Sport deserves inquiry scrutiny, too
International Safe Sport Day is about recognising the positive impact sports bring to our communities, especially to our young people. However, it is also a day to acknowledge and address the critical issue of safety within these environments.
The recent findings of the Abuse in Care Royal Commission of Inquiry have revealed a sobering truth: abuse and neglect are highly likely to be present in sports clubs, community organisations, and youth groups as well as state care and faith settings. This revelation is a stark reminder that even in settings meant to nurture and develop our children, the risk of harm exists.
The inquiry has urged New Zealand to consider its findings and recommendations and apply them more broadly to other settings, stating: “Settings outside the inquiry’s scope, such as rest homes or aged care facilities, sports clubs, community organisations and youth groups, have been the subject of international investigations into abuse and neglect.”

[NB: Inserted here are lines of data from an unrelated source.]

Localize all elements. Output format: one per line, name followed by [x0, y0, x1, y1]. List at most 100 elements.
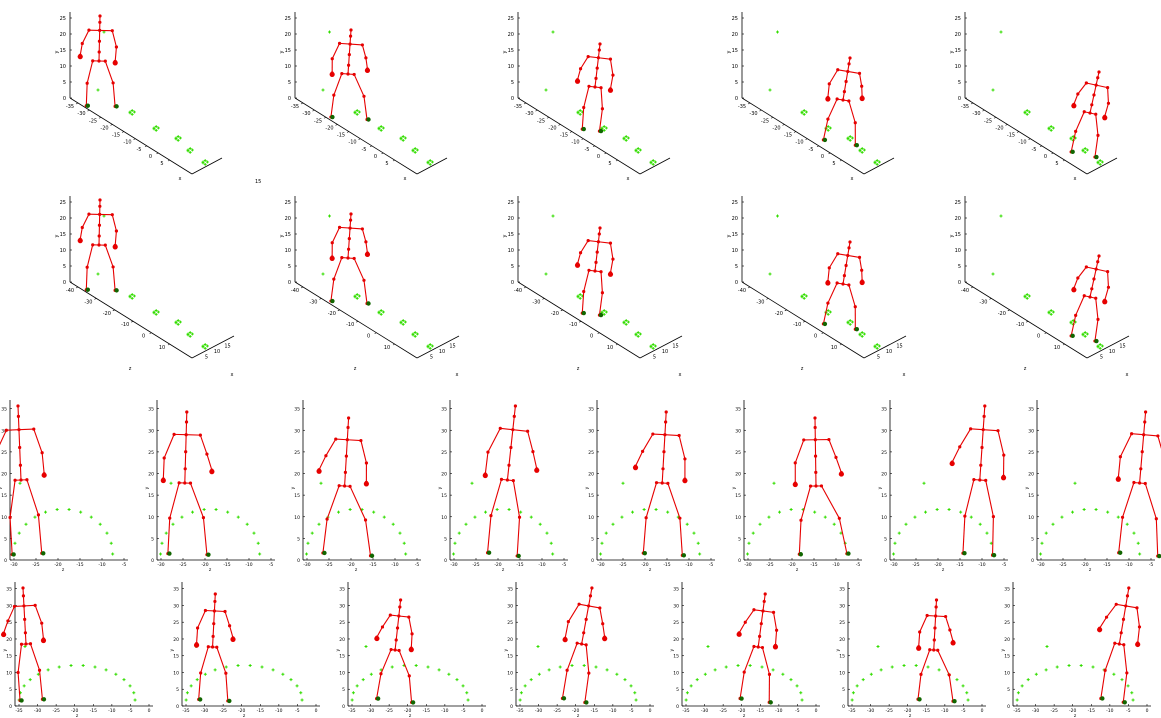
- skeleton-joint: [206, 645, 210, 649]
- marker-cluster: [536, 644, 540, 648]
- skeleton-joint: [848, 240, 852, 244]
- x-tick-label: -5: [461, 708, 466, 714]
- skeleton-joint: [97, 50, 101, 54]
- y-axis-label: y: [949, 50, 955, 53]
- x-tick-label: -15: [956, 562, 963, 568]
- green-marker: [1096, 161, 1100, 165]
- skeleton-joint: [1094, 83, 1098, 87]
- marker-cluster: [12, 508, 115, 556]
- skeleton-joint: [360, 43, 364, 47]
- green-marker: [602, 129, 606, 132]
- hand-marker: [825, 96, 831, 102]
- skeleton-joint: [1135, 606, 1139, 610]
- green-marker: [428, 347, 432, 350]
- green-marker: [295, 684, 299, 688]
- green-marker: [260, 665, 264, 669]
- skeleton-joint: [379, 672, 383, 676]
- green-marker: [1052, 310, 1055, 314]
- z-tick: [144, 145, 148, 148]
- y-axis-label: y: [949, 234, 955, 237]
- green-marker: [654, 344, 657, 348]
- x-tick-label: -30: [1037, 562, 1044, 568]
- skeleton: [821, 56, 865, 148]
- z-tick: [1028, 138, 1031, 140]
- green-marker: [829, 310, 832, 314]
- x-tick-label: -15: [257, 708, 264, 714]
- skeleton-joint: [330, 241, 334, 245]
- marker-cluster: [305, 508, 408, 556]
- skeleton-joint: [919, 672, 923, 676]
- x-tick-label: -5: [122, 562, 127, 568]
- skeleton-bone: [7, 606, 15, 622]
- hand-marker: [1097, 627, 1103, 633]
- y-tick-label: 35: [441, 407, 447, 413]
- y-tick-label: 10: [508, 248, 514, 254]
- hand-marker: [364, 67, 371, 74]
- z-tick-label: -30: [756, 299, 764, 305]
- y-axis-label: y: [670, 649, 675, 652]
- skeleton-joint: [395, 626, 400, 630]
- z-tick: [300, 286, 304, 289]
- skeleton-bone: [224, 611, 231, 626]
- skeleton-bone: [1093, 85, 1097, 96]
- skeleton-joint: [345, 438, 349, 442]
- green-marker: [913, 515, 917, 519]
- skeleton-bone: [635, 451, 644, 467]
- skeleton-bone: [985, 480, 994, 517]
- z-tick: [75, 102, 79, 105]
- skeleton-bone: [1106, 603, 1117, 618]
- green-marker: [1138, 552, 1142, 556]
- skeleton-joint: [97, 234, 101, 238]
- green-marker: [684, 698, 688, 702]
- green-marker: [639, 148, 642, 152]
- z-tick-label: 10: [384, 345, 390, 351]
- x-tick-label: -10: [941, 708, 948, 714]
- skeleton-joint: [584, 617, 588, 621]
- green-marker: [858, 333, 862, 337]
- y-tick-label: 35: [6, 587, 12, 593]
- z-tick: [604, 152, 607, 155]
- green-marker: [1055, 665, 1059, 669]
- skeleton-bone: [325, 438, 337, 456]
- skeleton-joint: [600, 107, 605, 111]
- x-axis: [191, 157, 223, 175]
- foot-marker: [85, 287, 91, 292]
- green-marker: [171, 522, 175, 526]
- z-tick: [300, 102, 304, 105]
- marker-cluster: [1073, 481, 1077, 485]
- y-tick-label: 35: [1, 407, 7, 413]
- foot-marker: [486, 550, 492, 555]
- y-tick-label: 30: [839, 603, 845, 609]
- skeleton-joint: [587, 604, 591, 608]
- skeleton-joint: [340, 255, 344, 260]
- green-marker: [188, 335, 192, 338]
- y-axis-label: y: [836, 649, 841, 652]
- skeleton-bone: [1104, 287, 1109, 301]
- green-marker: [317, 522, 321, 526]
- skeleton: [574, 226, 615, 318]
- green-marker: [519, 691, 523, 695]
- z-tick-label: -30: [77, 111, 85, 117]
- green-marker: [1098, 159, 1102, 162]
- x-axis: [863, 335, 907, 359]
- green-marker: [321, 88, 325, 92]
- green-marker: [473, 515, 477, 519]
- z-axis-label: z: [801, 366, 804, 372]
- y-tick-label: 30: [881, 428, 887, 434]
- y-tick-label: 20: [955, 32, 961, 38]
- skeleton-joint: [837, 516, 841, 520]
- y-tick-label: 0: [63, 96, 66, 102]
- skeleton-bone: [858, 257, 863, 271]
- skeleton-joint: [213, 592, 217, 596]
- green-marker: [851, 691, 855, 695]
- skeleton-bone: [983, 429, 999, 432]
- y-tick-label: 25: [881, 450, 887, 456]
- skeleton-joint: [1002, 453, 1006, 457]
- green-marker: [698, 552, 702, 556]
- green-marker: [634, 149, 638, 153]
- skeleton-joint: [594, 76, 598, 80]
- x-axis-label: x: [1126, 372, 1129, 378]
- green-marker: [695, 678, 699, 682]
- skeleton-joint: [168, 516, 172, 520]
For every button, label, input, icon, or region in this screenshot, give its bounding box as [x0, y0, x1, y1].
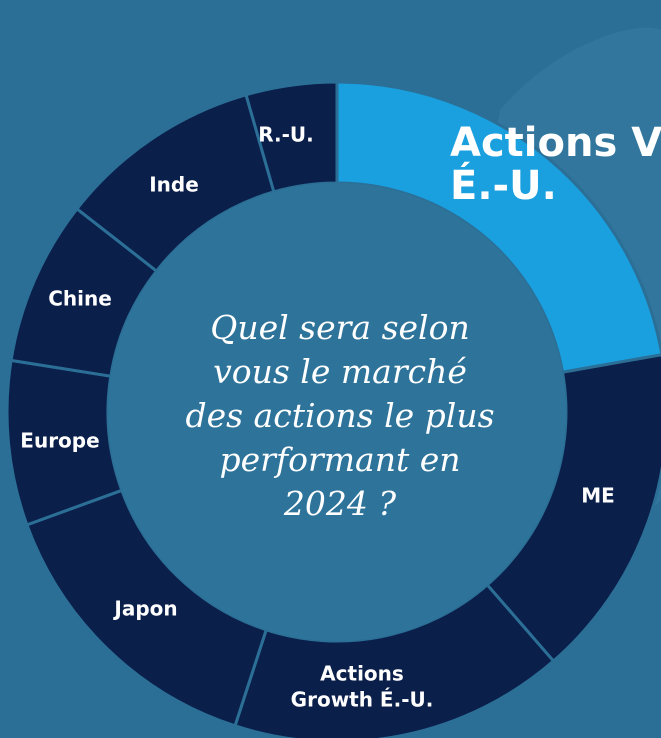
question-line: 2024 ?	[283, 484, 396, 523]
wheel-graphic: ME ActionsGrowth É.-U. Japon Europe Chine Ind…	[0, 0, 661, 738]
segment-label: R.-U.	[258, 123, 314, 147]
question-line: des actions le plus	[185, 396, 494, 435]
page: {"wheel": { "highlight": {"lines": ["Act…	[0, 0, 661, 738]
question-line: Quel sera selon	[210, 308, 469, 347]
segment-label: Europe	[20, 429, 99, 453]
segment-label: Chine	[48, 287, 112, 311]
segment-label: Actions	[320, 662, 404, 686]
segment-label: Japon	[112, 597, 177, 621]
segment-label: Inde	[149, 173, 199, 197]
question-line: vous le marché	[213, 352, 467, 391]
segment-label: Growth É.-U.	[291, 688, 434, 712]
segment-label: ME	[581, 484, 615, 508]
highlight-label: Actions V	[450, 120, 661, 166]
highlight-label: É.-U.	[450, 161, 557, 209]
question-line: performant en	[219, 440, 460, 479]
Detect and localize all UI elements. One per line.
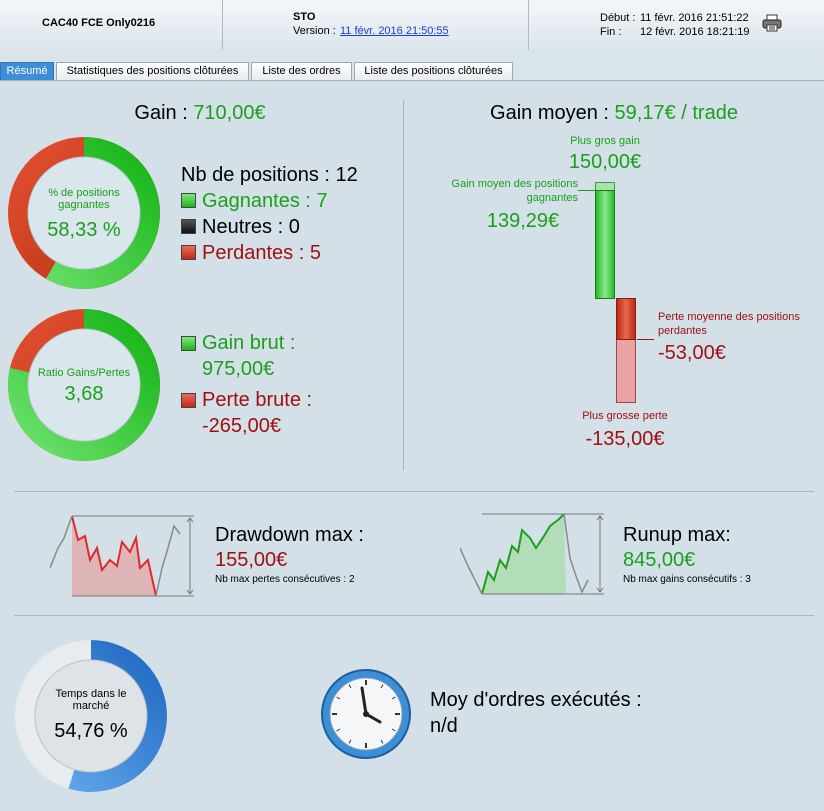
clock-icon [321, 669, 411, 759]
avg-win-value: 139,29€ [486, 210, 560, 232]
tab-resume[interactable]: Résumé [0, 62, 54, 80]
drawdown-value: 155,00€ [215, 549, 288, 571]
tab-orders-list[interactable]: Liste des ordres [251, 62, 352, 80]
report-header: CAC40 FCE Only0216 STO Version : 11 févr… [0, 0, 824, 51]
avg-loss-bar [616, 298, 636, 340]
runup-value: 845,00€ [623, 549, 696, 571]
header-divider [222, 0, 223, 50]
gross-gain-label: Gain brut : [202, 332, 296, 354]
runup-label: Runup max: [623, 524, 731, 546]
gross-loss-value: -265,00€ [202, 415, 281, 437]
avg-gain-label: Gain moyen : [490, 102, 609, 124]
winrate-win-arc [8, 137, 160, 289]
avg-win-bar [595, 190, 615, 299]
runup-sub: Nb max gains consécutifs : 3 [623, 574, 751, 585]
ratio-value: 3,68 [64, 383, 104, 405]
tab-closed-positions-list[interactable]: Liste des positions clôturées [354, 62, 513, 80]
version-label: Version : [293, 25, 336, 37]
ratio-donut [8, 309, 160, 461]
vertical-separator [403, 100, 404, 470]
avg-gain-value: 59,17€ / trade [614, 102, 738, 124]
gain-title: Gain : 710,00€ [0, 102, 400, 125]
version-link[interactable]: 11 févr. 2016 21:50:55 [340, 25, 449, 37]
drawdown-sparkline [50, 515, 194, 597]
avg-loss-label: Perte moyenne des positions perdantes [658, 311, 800, 337]
winrate-label: % de positions gagnantes [48, 187, 120, 211]
biggest-loss-value: -135,00€ [585, 428, 665, 450]
end-label: Fin : [600, 26, 622, 38]
orders-value: n/d [430, 715, 458, 737]
start-value: 11 févr. 2016 21:51:22 [640, 12, 749, 24]
instrument-name: CAC40 FCE Only0216 [42, 17, 156, 29]
start-label: Début : [600, 12, 636, 24]
ratio-label: Ratio Gains/Pertes [37, 367, 131, 379]
header-divider [528, 0, 529, 50]
orders-label: Moy d'ordres exécutés : [430, 689, 642, 711]
neutral-count: Neutres : 0 [202, 216, 300, 238]
strategy-name: STO [293, 11, 316, 23]
gain-label: Gain : [134, 102, 188, 124]
print-icon[interactable] [762, 14, 782, 32]
market-time-value: 54,76 % [54, 720, 128, 742]
drawdown-sub: Nb max pertes consécutives : 2 [215, 574, 355, 585]
biggest-gain-label: Plus gros gain [570, 135, 640, 147]
avg-win-arrow [578, 190, 595, 191]
ratio-gain-arc [8, 309, 160, 461]
losing-swatch [181, 245, 196, 260]
section-separator [14, 491, 814, 492]
gain-value: 710,00€ [193, 102, 266, 124]
runup-sparkline [460, 513, 604, 595]
avg-gain-title: Gain moyen : 59,17€ / trade [404, 102, 824, 125]
neutral-swatch [181, 219, 196, 234]
winning-count: Gagnantes : 7 [202, 190, 328, 212]
winrate-donut [8, 137, 160, 289]
market-time-donut [15, 640, 167, 792]
winrate-value: 58,33 % [47, 219, 121, 241]
market-time-arc [15, 640, 167, 792]
market-time-label: Temps dans le marché [55, 688, 127, 712]
biggest-loss-label: Plus grosse perte [582, 410, 668, 422]
losing-count: Perdantes : 5 [202, 242, 321, 264]
end-value: 12 févr. 2016 18:21:19 [640, 26, 750, 38]
avg-win-label: Gain moyen des positions gagnantes [451, 178, 578, 204]
biggest-gain-value: 150,00€ [568, 151, 642, 173]
section-separator [14, 615, 814, 616]
gross-loss-swatch [181, 393, 196, 408]
avg-loss-arrow [637, 339, 654, 340]
positions-count: Nb de positions : 12 [181, 164, 358, 186]
gross-gain-swatch [181, 336, 196, 351]
gross-loss-label: Perte brute : [202, 389, 313, 411]
gross-gain-value: 975,00€ [202, 358, 275, 380]
winning-swatch [181, 193, 196, 208]
drawdown-label: Drawdown max : [215, 524, 364, 546]
tab-closed-positions-stats[interactable]: Statistiques des positions clôturées [56, 62, 249, 80]
avg-loss-value: -53,00€ [658, 342, 726, 364]
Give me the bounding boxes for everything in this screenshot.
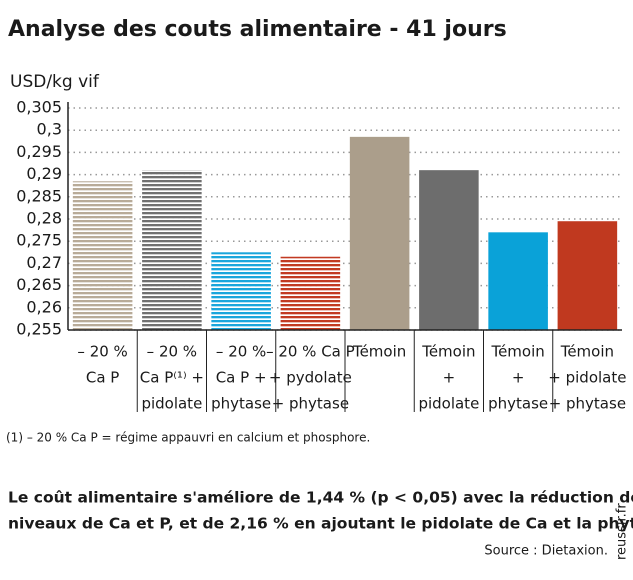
y-tick-label: 0,275 xyxy=(16,231,62,250)
x-tick-label: Témoin xyxy=(490,343,544,361)
bar xyxy=(419,170,479,330)
source: Source : Dietaxion. xyxy=(484,544,608,559)
x-tick-label: – 20 % xyxy=(147,343,197,361)
x-tick-label: phytase xyxy=(211,395,271,413)
bar xyxy=(142,170,202,330)
x-tick-label: Ca P xyxy=(86,369,119,387)
x-tick-label: + xyxy=(512,369,525,387)
x-tick-label: pidolate xyxy=(141,395,202,413)
x-tick-label: phytase xyxy=(488,395,548,413)
x-tick-label: + phytase xyxy=(549,395,626,413)
x-tick-label: Témoin xyxy=(560,343,614,361)
x-tick-label: + phytase xyxy=(272,395,349,413)
x-tick-label: Témoin xyxy=(421,343,475,361)
bar xyxy=(211,252,271,330)
y-tick-label: 0,3 xyxy=(37,120,62,139)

The recommendations added: “It is highly likely that people in these settings in Aotearoa New Zealand have experienced abuse and/or neglect.”
At Safeguarding Children, we wholeheartedly agree. We know children are experiencing abuse in organisations across Aotearoa. We could be doing more, and we should be.
Many national sporting bodies, such as Gymnastics NZ and Netball NZ, have worked to ensure child safeguarding systems are in place, staff and volunteers are trained, and that the practice is being adopted at individual club level. However, they are doing this entirely voluntarily; there is no legal requirement.
Safeguarding Children is collaborating with Sport Tasman to lift child safe standards at club level sports. Expected to launch in October this year, the programme will work to raise the standard in terms of coach safeguarding training, club policies, and hiring practices, ensuring taiohi/youth can thrive in sport.
Nationally, a step in the right direction is the new Sport Integrity Commission tasked with ensuring sport and recreation is safe and fair. However, they can only guide practice and uphold existing safeguarding legislation.
Our current legislation just falls far too short. The Children’s Act 2014 fails to mention training altogether and only puts the requirement for child protection policies and safe recruitment on government-funded organisations.
The safe recruitment practices also only apply to paid employees, not volunteers.
We appeal to government to amend The Children's Act 2014 to require all organisations where children spend time to meet robust child-safe standards. This includes clubs and associations like Scouts and Girl Guides, sports clubs, swimming schools, early childhood centres and care services, services for children with disabilities, youth groups, gym and play facilities, private teaching, coaching or tuition and gym and play facilities.
It would also require more than police vetting and child protection policies, requiring things like child-focused complaints procedures, children being informed of their rights, behavioural codes of conduct and equity being upheld.
New Zealand is lagging behind. Australia, for example, has had National Principles for Child Safe Organisations since 2018.
Based off these principles, Queensland recently embedded these child-safe standards in law via their Child Safe Organisations Bill 2024.
If Australia can bring these requirements into legislation, surely we can. If not now, under the weight of all we now know, then when?